As previsões de Lirmann se mostram acertadas com base nos números totais do mercado em janeiro. Foram emplacados 10,2 mil caminhões, queda de 15,3% em relação a dezembro de 2022, com 12 mil. A Mercedes-Benz liderou as vendas, com 29,7% de participação, seguida por Volkswagen (21,9%), Volvo (20,3%), Scania (11,7%) e DAF (7,9%).

Apesar da redução nos negócios na abertura da temporada, o presidente da Fenabrave, Andreta Junior, acredita no crescimento das vendas ainda no primeiro trimestre. “A mudança de tecnologia para atender o Proconve P8 pode aumentar a procura pelo estoque de modelos com motores Euro 5”, disse ele, em referências às novas regras de controle de emissões que passaram a vigorar no mês passado. No entanto, os caminhões com sistema antigo podem ser emplacados até março.

Líder pelo segundo ano consecutivo (2021 e 2022) do mercado nacional, a Volkswagen credita o resultado a uma combinação acertada de veículos e serviços com pós-venda de qualidade. “Temos mantido ciclos consecutivos de investimentos, expandimos a nossa atuação para novos segmentos e reforçamos a oferta nos que já estávamos presentes”, afirmou Roberto Cortes, presidente e CEO da Volkswagen Caminhões e Ônibus.

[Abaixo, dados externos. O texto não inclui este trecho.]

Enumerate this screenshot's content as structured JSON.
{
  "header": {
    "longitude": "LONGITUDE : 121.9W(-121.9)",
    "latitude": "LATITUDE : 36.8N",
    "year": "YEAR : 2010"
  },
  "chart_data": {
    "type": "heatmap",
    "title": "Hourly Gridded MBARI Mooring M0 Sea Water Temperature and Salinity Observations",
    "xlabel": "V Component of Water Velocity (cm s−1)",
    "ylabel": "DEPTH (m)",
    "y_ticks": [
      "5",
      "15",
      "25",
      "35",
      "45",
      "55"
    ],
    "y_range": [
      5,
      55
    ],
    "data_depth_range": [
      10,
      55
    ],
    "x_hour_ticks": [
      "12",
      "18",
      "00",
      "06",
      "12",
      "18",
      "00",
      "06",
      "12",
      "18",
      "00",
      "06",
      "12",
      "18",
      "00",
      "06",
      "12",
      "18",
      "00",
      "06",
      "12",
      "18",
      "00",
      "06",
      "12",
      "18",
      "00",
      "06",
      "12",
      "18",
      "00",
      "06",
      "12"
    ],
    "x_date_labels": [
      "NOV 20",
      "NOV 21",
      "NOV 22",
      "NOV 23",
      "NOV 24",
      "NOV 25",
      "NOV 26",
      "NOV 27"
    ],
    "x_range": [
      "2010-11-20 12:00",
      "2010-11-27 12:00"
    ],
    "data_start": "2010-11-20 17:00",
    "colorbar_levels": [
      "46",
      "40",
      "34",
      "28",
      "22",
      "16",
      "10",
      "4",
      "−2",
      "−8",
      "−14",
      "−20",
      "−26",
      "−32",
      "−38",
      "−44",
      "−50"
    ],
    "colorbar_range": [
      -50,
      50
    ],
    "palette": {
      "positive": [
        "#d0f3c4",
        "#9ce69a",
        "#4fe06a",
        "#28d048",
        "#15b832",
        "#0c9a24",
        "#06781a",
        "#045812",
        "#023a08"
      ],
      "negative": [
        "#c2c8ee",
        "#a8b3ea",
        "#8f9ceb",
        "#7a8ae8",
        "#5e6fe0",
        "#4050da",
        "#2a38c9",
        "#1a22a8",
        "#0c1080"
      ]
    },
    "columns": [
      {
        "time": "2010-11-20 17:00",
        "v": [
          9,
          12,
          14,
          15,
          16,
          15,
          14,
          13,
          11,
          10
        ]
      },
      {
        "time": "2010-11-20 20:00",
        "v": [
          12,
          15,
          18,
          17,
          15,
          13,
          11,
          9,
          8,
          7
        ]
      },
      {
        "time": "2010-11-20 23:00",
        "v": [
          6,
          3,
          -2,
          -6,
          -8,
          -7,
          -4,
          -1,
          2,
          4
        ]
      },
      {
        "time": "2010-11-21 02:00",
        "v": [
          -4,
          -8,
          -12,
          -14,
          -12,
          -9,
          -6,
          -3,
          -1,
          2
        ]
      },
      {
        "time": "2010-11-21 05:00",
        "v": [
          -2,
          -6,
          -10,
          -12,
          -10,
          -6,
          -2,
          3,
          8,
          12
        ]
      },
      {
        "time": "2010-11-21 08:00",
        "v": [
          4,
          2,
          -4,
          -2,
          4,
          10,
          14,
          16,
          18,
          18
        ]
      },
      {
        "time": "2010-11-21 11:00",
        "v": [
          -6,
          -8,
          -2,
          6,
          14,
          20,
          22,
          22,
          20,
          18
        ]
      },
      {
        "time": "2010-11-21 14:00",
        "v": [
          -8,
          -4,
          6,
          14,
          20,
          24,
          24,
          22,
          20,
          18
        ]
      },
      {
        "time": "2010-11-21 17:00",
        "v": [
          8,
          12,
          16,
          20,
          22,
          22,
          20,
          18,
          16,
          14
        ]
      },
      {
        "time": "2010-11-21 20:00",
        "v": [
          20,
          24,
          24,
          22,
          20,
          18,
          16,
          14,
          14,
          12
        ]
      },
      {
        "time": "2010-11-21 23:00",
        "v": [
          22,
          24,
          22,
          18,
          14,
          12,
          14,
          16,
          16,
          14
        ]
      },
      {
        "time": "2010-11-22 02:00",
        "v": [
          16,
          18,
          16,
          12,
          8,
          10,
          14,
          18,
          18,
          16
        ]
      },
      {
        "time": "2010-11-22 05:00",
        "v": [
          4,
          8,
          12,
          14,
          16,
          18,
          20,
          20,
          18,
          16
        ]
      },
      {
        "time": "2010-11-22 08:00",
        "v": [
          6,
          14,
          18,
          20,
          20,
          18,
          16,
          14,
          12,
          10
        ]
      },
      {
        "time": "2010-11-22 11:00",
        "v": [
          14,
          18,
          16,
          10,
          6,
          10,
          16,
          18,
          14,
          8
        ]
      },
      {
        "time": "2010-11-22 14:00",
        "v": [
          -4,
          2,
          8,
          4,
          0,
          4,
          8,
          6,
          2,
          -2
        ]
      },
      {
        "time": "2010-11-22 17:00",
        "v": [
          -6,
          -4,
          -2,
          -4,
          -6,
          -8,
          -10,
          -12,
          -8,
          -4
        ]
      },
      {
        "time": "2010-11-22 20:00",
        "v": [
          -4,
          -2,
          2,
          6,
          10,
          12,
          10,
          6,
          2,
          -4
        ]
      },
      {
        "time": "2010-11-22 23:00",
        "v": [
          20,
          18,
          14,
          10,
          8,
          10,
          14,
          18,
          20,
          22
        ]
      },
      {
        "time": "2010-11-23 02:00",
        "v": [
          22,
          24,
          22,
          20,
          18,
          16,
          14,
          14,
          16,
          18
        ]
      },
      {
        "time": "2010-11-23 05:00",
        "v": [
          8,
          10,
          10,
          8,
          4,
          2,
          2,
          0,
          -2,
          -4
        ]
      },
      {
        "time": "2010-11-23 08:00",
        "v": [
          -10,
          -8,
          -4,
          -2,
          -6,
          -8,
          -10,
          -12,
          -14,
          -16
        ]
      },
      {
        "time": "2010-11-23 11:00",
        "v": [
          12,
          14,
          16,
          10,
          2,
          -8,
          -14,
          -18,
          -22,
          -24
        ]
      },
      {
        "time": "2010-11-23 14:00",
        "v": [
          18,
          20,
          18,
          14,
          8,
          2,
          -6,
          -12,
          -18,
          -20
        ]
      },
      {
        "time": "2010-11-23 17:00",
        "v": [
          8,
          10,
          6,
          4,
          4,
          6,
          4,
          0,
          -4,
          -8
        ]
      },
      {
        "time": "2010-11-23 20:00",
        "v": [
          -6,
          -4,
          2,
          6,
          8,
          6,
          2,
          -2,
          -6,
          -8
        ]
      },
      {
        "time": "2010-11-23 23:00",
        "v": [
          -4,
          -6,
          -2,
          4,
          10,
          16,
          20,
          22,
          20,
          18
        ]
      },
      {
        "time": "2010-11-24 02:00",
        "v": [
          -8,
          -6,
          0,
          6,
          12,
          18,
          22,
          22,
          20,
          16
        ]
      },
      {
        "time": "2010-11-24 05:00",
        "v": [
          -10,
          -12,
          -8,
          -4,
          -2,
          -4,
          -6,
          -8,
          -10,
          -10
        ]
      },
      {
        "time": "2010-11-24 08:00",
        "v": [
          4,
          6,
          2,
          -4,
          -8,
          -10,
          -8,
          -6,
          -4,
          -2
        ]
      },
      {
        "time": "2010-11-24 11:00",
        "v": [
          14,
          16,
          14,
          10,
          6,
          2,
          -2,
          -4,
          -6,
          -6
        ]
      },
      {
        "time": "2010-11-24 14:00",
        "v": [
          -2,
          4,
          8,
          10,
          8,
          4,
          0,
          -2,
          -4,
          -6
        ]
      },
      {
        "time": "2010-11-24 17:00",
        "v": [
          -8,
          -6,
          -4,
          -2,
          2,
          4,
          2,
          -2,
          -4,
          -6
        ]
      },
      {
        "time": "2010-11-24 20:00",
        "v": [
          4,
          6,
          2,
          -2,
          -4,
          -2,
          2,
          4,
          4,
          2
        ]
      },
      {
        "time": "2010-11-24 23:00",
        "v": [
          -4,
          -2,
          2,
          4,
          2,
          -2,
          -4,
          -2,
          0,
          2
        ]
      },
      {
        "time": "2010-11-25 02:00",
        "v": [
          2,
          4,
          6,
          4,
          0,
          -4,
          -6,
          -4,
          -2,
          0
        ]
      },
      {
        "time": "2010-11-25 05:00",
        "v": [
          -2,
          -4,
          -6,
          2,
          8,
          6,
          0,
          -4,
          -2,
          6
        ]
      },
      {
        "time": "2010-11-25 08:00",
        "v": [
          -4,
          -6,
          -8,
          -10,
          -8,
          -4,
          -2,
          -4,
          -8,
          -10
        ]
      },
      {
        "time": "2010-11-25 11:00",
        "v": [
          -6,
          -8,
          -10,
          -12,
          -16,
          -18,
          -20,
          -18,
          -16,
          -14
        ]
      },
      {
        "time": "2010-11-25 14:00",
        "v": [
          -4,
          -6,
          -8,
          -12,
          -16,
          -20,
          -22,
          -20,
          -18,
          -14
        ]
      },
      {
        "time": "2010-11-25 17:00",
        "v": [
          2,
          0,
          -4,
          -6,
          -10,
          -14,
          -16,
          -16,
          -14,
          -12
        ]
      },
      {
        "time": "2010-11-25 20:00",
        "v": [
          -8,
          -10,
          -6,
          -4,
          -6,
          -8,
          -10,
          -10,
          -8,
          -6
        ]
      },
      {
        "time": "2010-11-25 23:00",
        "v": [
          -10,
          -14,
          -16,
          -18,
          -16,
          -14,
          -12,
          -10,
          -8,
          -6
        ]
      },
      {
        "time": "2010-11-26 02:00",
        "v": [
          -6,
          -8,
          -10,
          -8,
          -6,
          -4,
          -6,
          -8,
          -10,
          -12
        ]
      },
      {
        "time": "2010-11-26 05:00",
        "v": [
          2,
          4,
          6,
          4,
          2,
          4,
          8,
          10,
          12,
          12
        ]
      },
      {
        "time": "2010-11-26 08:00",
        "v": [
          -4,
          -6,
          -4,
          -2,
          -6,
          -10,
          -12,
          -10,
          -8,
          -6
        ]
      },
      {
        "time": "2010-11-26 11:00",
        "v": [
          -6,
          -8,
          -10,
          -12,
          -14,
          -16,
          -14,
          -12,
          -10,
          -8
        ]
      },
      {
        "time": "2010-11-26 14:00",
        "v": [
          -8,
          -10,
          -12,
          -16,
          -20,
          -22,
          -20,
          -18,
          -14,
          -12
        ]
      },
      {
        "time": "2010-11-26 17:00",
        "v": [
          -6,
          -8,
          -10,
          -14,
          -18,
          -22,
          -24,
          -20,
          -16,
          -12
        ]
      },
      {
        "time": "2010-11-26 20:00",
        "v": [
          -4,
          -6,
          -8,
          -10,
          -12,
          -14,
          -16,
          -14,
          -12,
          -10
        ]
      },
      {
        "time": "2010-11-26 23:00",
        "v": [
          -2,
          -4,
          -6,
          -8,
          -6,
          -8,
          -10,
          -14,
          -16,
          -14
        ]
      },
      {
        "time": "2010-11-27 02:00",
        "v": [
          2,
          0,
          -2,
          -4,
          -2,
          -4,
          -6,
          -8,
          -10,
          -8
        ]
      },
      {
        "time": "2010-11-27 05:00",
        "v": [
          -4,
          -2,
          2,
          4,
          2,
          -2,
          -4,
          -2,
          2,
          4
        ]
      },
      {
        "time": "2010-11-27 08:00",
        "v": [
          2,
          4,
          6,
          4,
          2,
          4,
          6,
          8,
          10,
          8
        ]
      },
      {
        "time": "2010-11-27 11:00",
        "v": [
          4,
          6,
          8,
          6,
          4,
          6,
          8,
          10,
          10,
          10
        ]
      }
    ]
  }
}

De OLHO NO AGRO Scania aposta em safra recorde para ampliar as vendas ao setor, que hoje representam 44% dos negócios. (Crédito:Divulgação)

Com 27,7% de participação, a Volkswagen fechou a última temporada apenas 0,5 ponto percentual à frente da Mercedes, vice-líder. Sem detalhar as expectativas para 2023, a montadora anuncia 30 novos caminhões e ônibus focados em “eficiência, conforto, segurança e tecnologia” para ampliar a presença no mercado. Até 2025, a empresa comandada por Cortes realiza ciclo de investimentos de R$ 2 bilhões para lançar tecnologias focadas em mobilidade mais sustentável, como a propulsão elétrica e a melhoria da eficiência energética com redução de CO2.

Com 27,4% de share em 2022, a Mercedes comercializou 34,2 mil caminhões, contra 34,5 mil da líder Volkswagen. Listada na bolsa de valores, a Mercedes disse não poder fazer balanços até a divulgação pela Daimler Truck AG, em março.

Já a Scania vive o desafio de elevar a sua participação no País. A bandeira sueca terminou 2022 na quarta posição, com 10,6% de share e 13,2 mil exemplares negociados, queda de 16% na comparação anual. A justificativa está na crise de semicondutores que afetou a indústria global, principalmente na virada de 2021 para 2022.

O plano da montadora é fechar a temporada “com 14%, 15% de participação”, de acordo com Alex Nucci, diretor de vendas de soluções de transporte. E a tarefa mostra-se das mais desafiadoras. A Scania segue estimativa da Anfavea (Associação Nacional dos Fabricantes de Veículos Automotores) e aposta em queda de 10% a 11% nas vendas em geral em 2023, puxada por “juros altos, mais dificuldade na obtenção de crédito e incremento de ao menos 20% nos preços dos caminhões diante do aumento da tecnologia para Euro 6”, segundo ele.

Diante da situação, o agronegócio tornou-se a esperança de dias melhores. O setor é responsável por 44% das vendas da companhia e vive a expectativa de safra recorde em 2023. De acordo com o Instituto Brasileiro de Geografia e Estatística (IBGE), a previsão é que sejam colhidas 302 milhões de toneladas de grãos, cereais, leguminosas e oleaginosas, alta de 14,7% (ou 38,8 milhões de toneladas) na comparação anual. Uma carga de peso e de relevância para qualquer montadora.